During your flight into Cancun International Airport, you’ll receive two forms to fill out. One is your Customs Declaration Form. The other is your Multiple Migratory Form for Foreigners (or FMM for short). One Customs Declaration Form needs to be filled out per family, while each guest must complete an FMM.

In Mexico, there is a tourism tax of US$20 per person. For your convenience, when you fly WestJet, this tax is included in the cost of your airfare.

Upon arrival in Cancun, you’ll be guided to the immigration hall where visitors will form a line to meet with a Mexican immigration officer. This officer will ask you for your passport and your FMM. You may also be asked a few questions as to the purpose of your travel, how long you will be staying and if this is your first time in Mexico. The officer will then stamp the FMM and return a portion of it to you.

Important: Keep your FMM with you in a safe place at all times during your trip. Mexican authorities can ask you to present this form at any time and you will need this document when you depart Cancun.

After passing through immigration, you’ll pick up your bags and proceed to customs.
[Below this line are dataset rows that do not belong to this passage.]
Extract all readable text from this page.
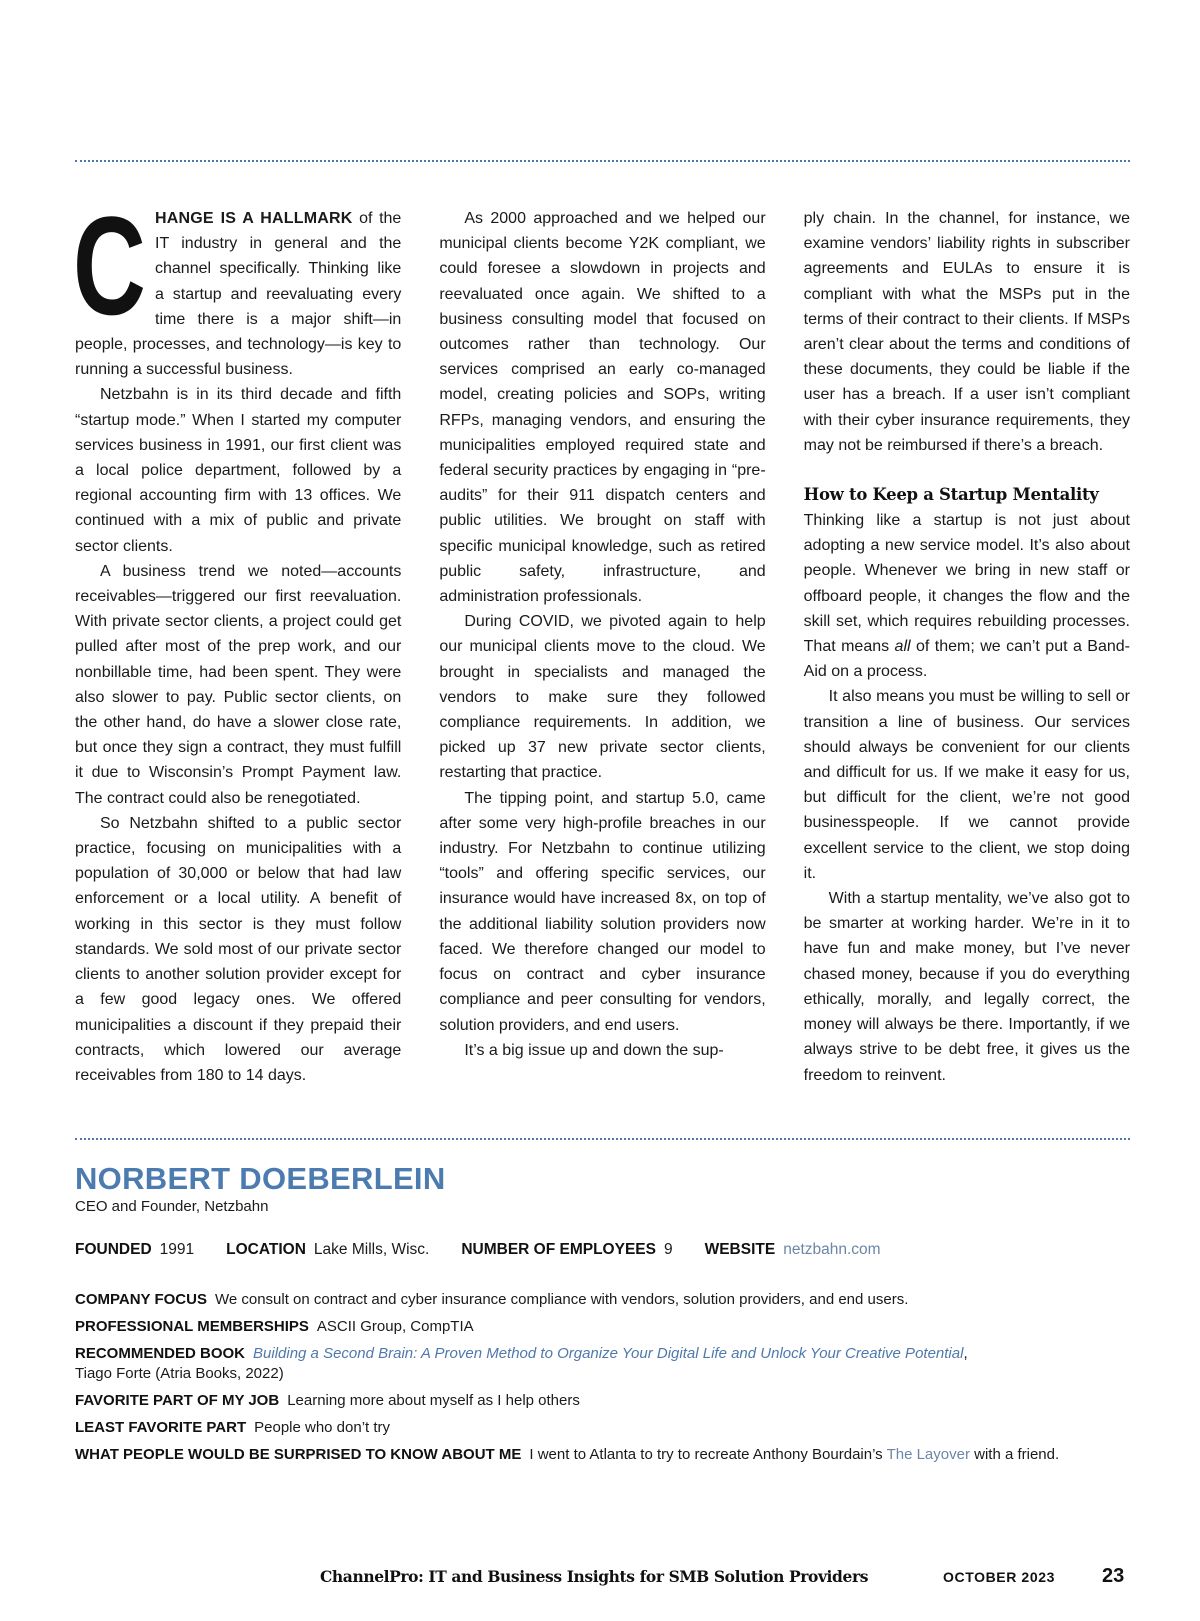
CHANGE IS A HALLMARK of the IT industry in general and the channel specifically. Thinking like a startup and reevaluating every time there is a major shift—in people, processes, and technology—is key to running a successful business.

Netzbahn is in its third decade and fifth “startup mode.” When I started my computer services business in 1991, our first client was a local police department, followed by a regional accounting firm with 13 offices. We continued with a mix of public and private sector clients.

A business trend we noted—accounts receivables—triggered our first reevaluation. With private sector clients, a project could get pulled after most of the prep work, and our nonbillable time, had been spent. They were also slower to pay. Public sector clients, on the other hand, do have a slower close rate, but once they sign a contract, they must fulfill it due to Wisconsin’s Prompt Payment law. The contract could also be renegotiated.

So Netzbahn shifted to a public sector practice, focusing on municipalities with a population of 30,000 or below that had law enforcement or a local utility. A benefit of working in this sector is they must follow standards. We sold most of our private sector clients to another solution provider except for a few good legacy ones. We offered municipalities a discount if they prepaid their contracts, which lowered our average receivables from 180 to 14 days.

As 2000 approached and we helped our municipal clients become Y2K compliant, we could foresee a slowdown in projects and reevaluated once again. We shifted to a business consulting model that focused on outcomes rather than technology. Our services comprised an early co-managed model, creating policies and SOPs, writing RFPs, managing vendors, and ensuring the municipalities employed required state and federal security practices by engaging in “pre-audits” for their 911 dispatch centers and public utilities. We brought on staff with specific municipal knowledge, such as retired public safety, infrastructure, and administration professionals.

During COVID, we pivoted again to help our municipal clients move to the cloud. We brought in specialists and managed the vendors to make sure they followed compliance requirements. In addition, we picked up 37 new private sector clients, restarting that practice.

The tipping point, and startup 5.0, came after some very high-profile breaches in our industry. For Netzbahn to continue utilizing “tools” and offering specific services, our insurance would have increased 8x, on top of the additional liability solution providers now faced. We therefore changed our model to focus on contract and cyber insurance compliance and peer consulting for vendors, solution providers, and end users.

It’s a big issue up and down the sup-

ply chain. In the channel, for instance, we examine vendors’ liability rights in subscriber agreements and EULAs to ensure it is compliant with what the MSPs put in the terms of their contract to their clients. If MSPs aren’t clear about the terms and conditions of these documents, they could be liable if the user has a breach. If a user isn’t compliant with their cyber insurance requirements, they may not be reimbursed if there’s a breach.

How to Keep a Startup Mentality

Thinking like a startup is not just about adopting a new service model. It’s also about people. Whenever we bring in new staff or offboard people, it changes the flow and the skill set, which requires rebuilding processes. That means all of them; we can’t put a Band-Aid on a process.

It also means you must be willing to sell or transition a line of business. Our services should always be convenient for our clients and difficult for us. If we make it easy for us, but difficult for the client, we’re not good businesspeople. If we cannot provide excellent service to the client, we stop doing it.

With a startup mentality, we’ve also got to be smarter at working harder. We’re in it to have fun and make money, but I’ve never chased money, because if you do everything ethically, morally, and legally correct, the money will always be there. Importantly, if we always strive to be debt free, it gives us the freedom to reinvent.

NORBERT DOEBERLEIN
CEO and Founder, Netzbahn
FOUNDED 1991 LOCATION Lake Mills, Wisc. NUMBER OF EMPLOYEES 9 WEBSITE netzbahn.com
COMPANY FOCUS We consult on contract and cyber insurance compliance with vendors, solution providers, and end users.
PROFESSIONAL MEMBERSHIPS ASCII Group, CompTIA
RECOMMENDED BOOK Building a Second Brain: A Proven Method to Organize Your Digital Life and Unlock Your Creative Potential,
Tiago Forte (Atria Books, 2022)
FAVORITE PART OF MY JOB Learning more about myself as I help others
LEAST FAVORITE PART People who don’t try
WHAT PEOPLE WOULD BE SURPRISED TO KNOW ABOUT ME I went to Atlanta to try to recreate Anthony Bourdain’s The Layover with a friend.
ChannelPro: IT and Business Insights for SMB Solution Providers	OCTOBER 2023 23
You will have to place all your bags through an x-ray machine. A customs agent will ask you for your Customs Declaration Form and ask you to press a button on a traffic light-looking device. A green light means you get to pass through without inspection, while a red light means your baggage will be inspected. In the case of a red light, you’ll need to open your baggage and a Customs Officer will complete a quick inspection.

Once you depart customs, you’ll see representatives from transfer companies, tour operators and timeshare sellers in the corridor soliciting business. If you’ve purchased transfers to and from your hotel with WestJet Vacations, please continue through the corridor until you’re outside the airport terminal. There, you will be greeted by a friendly Best Day Travel representative holding a WestJet Vacations sign. Best Day representatives can be identified by their navy blue pants and white shirt with a large navy and red Best Day logo.

Once you’ve found a Best Day Travel rep, identify yourself as a WestJet Vacations guest and voila! Bienvenido a Cancun!


When departing Cancun, you’ll need to provide officials with your signed FMM card. Lost FMMs can be replaced at the airport or at the immigration office before you check-in for your return flight. However, there is a fee to obtain a replacement card.


Be sure your routine vaccinations are up-to-date. Hepatitis A, Hepatitis B, malaria, typhoid and tetanus are commonly recommended. The Public Health Agency of Canada also recommends that all travellers to Mexico get vaccinated for the H1N1 flu virus before leaving Canada.

Mexico uses the North American standard plug, however some properties have only two-pronged receptacles in the room rather than three-pronged receptacles.